Le Piège de l’Intelligence : Pourquoi les gens intelligents défendent des systèmes brisés

Le Piège de l’Intelligence révèle pourquoi les personnes les plus brillantes défendent souvent des systèmes défaillants. Ce n’est pas par manque d’intelligence, mais parce que les incitatifs, le statut et l’appartenance institutionnelle achètent leur raisonnement. Intelligence rime alors avec rationalisation sophistiquée. De la capture des credentials aux agences de notation privées, en passant par la complexité comme camouflage, cet essai incisif montre comment l’intelligence peut devenir le meilleur allié des systèmes brisés.

PROGRESSISMEPOLITIQUEDÉMOCRACIE

Sako Garabedian

5/8/20267 min read

On nous a appris à nous inquiéter des idiots au pouvoir. C’est la mauvaise peur.

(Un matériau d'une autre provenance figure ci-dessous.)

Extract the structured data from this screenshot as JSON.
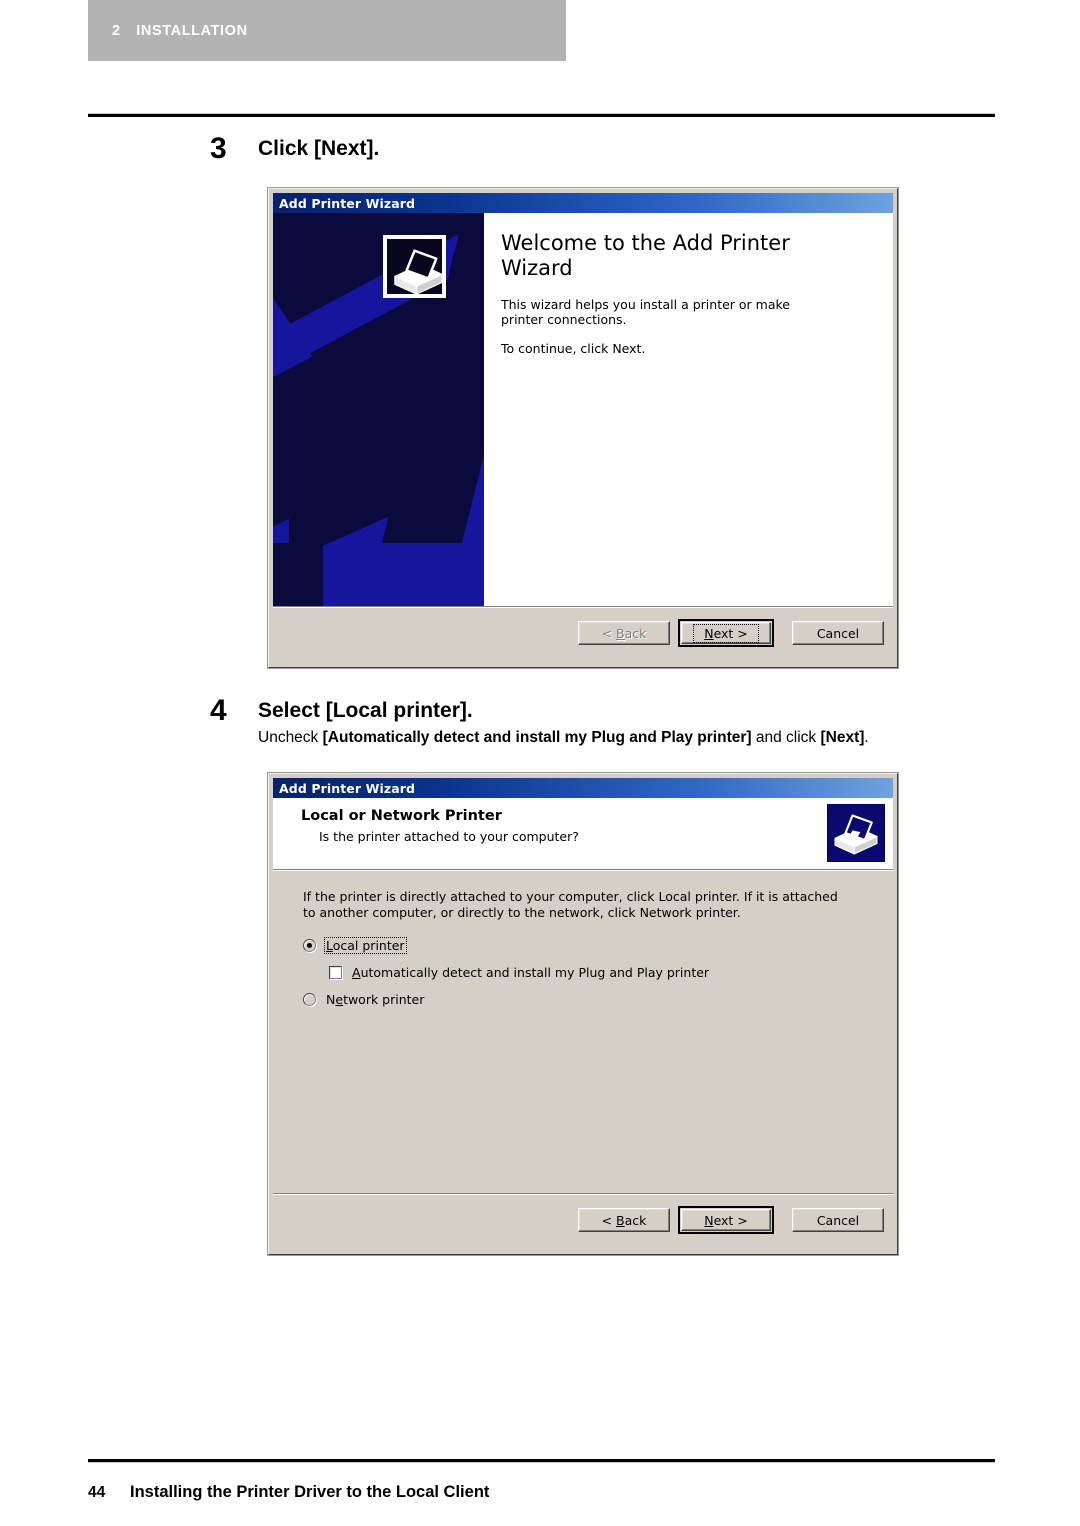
{
  "page": {
    "chapter_number": "2",
    "chapter_name": "INSTALLATION",
    "page_number": "44",
    "footer_title": "Installing the Printer Driver to the Local Client"
  },
  "steps": [
    {
      "number": "3",
      "title": "Click [Next]."
    },
    {
      "number": "4",
      "title": "Select [Local printer].",
      "sub_prefix": "Uncheck ",
      "sub_bold1": "[Automatically detect and install my Plug and Play printer]",
      "sub_mid": " and click ",
      "sub_bold2": "[Next]",
      "sub_suffix": "."
    }
  ],
  "dialog1": {
    "title": "Add Printer Wizard",
    "heading": "Welcome to the Add Printer Wizard",
    "paragraph1": "This wizard helps you install a printer or make printer connections.",
    "paragraph2": "To continue, click Next.",
    "buttons": {
      "back_pre": "< ",
      "back_acc": "B",
      "back_post": "ack",
      "next_acc": "N",
      "next_post": "ext >",
      "cancel": "Cancel"
    },
    "icon_name": "printer-icon"
  },
  "dialog2": {
    "title": "Add Printer Wizard",
    "heading": "Local or Network Printer",
    "subheading": "Is the printer attached to your computer?",
    "paragraph": "If the printer is directly attached to your computer, click Local printer.  If it is attached to another computer, or directly to the network, click Network printer.",
    "options": {
      "local_acc": "L",
      "local_post": "ocal printer",
      "auto_acc": "A",
      "auto_post": "utomatically detect and install my Plug and Play printer",
      "network_pre": "N",
      "network_acc": "e",
      "network_post": "twork printer"
    },
    "buttons": {
      "back_pre": "< ",
      "back_acc": "B",
      "back_post": "ack",
      "next_acc": "N",
      "next_post": "ext >",
      "cancel": "Cancel"
    },
    "icon_name": "printer-icon"
  },
  "colors": {
    "band_gray": "#b3b3b3",
    "dialog_face": "#d4d0c8",
    "title_blue_dark": "#08216b",
    "title_blue_light": "#6ea2e0",
    "banner_navy": "#0a0a3c",
    "banner_blue": "#15159e"
  }
}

Les systèmes brisés ne survivent pas parce que personne n’est assez intelligent pour les percer à jour. Ils survivent parce que les personnes les mieux placées pour les exposer sont généralement celles qui sont les plus récompensées pour les maintenir intactes.

Le danger n’est pas le manque d’intelligence, mais une intelligence qui a été achetée — discrètement et progressivement —, par les incitatifs, le statut et le confort lent de l’appartenance institutionnelle. Cela inclut, il faut le dire, l’intelligence de celui qui formule cet argument.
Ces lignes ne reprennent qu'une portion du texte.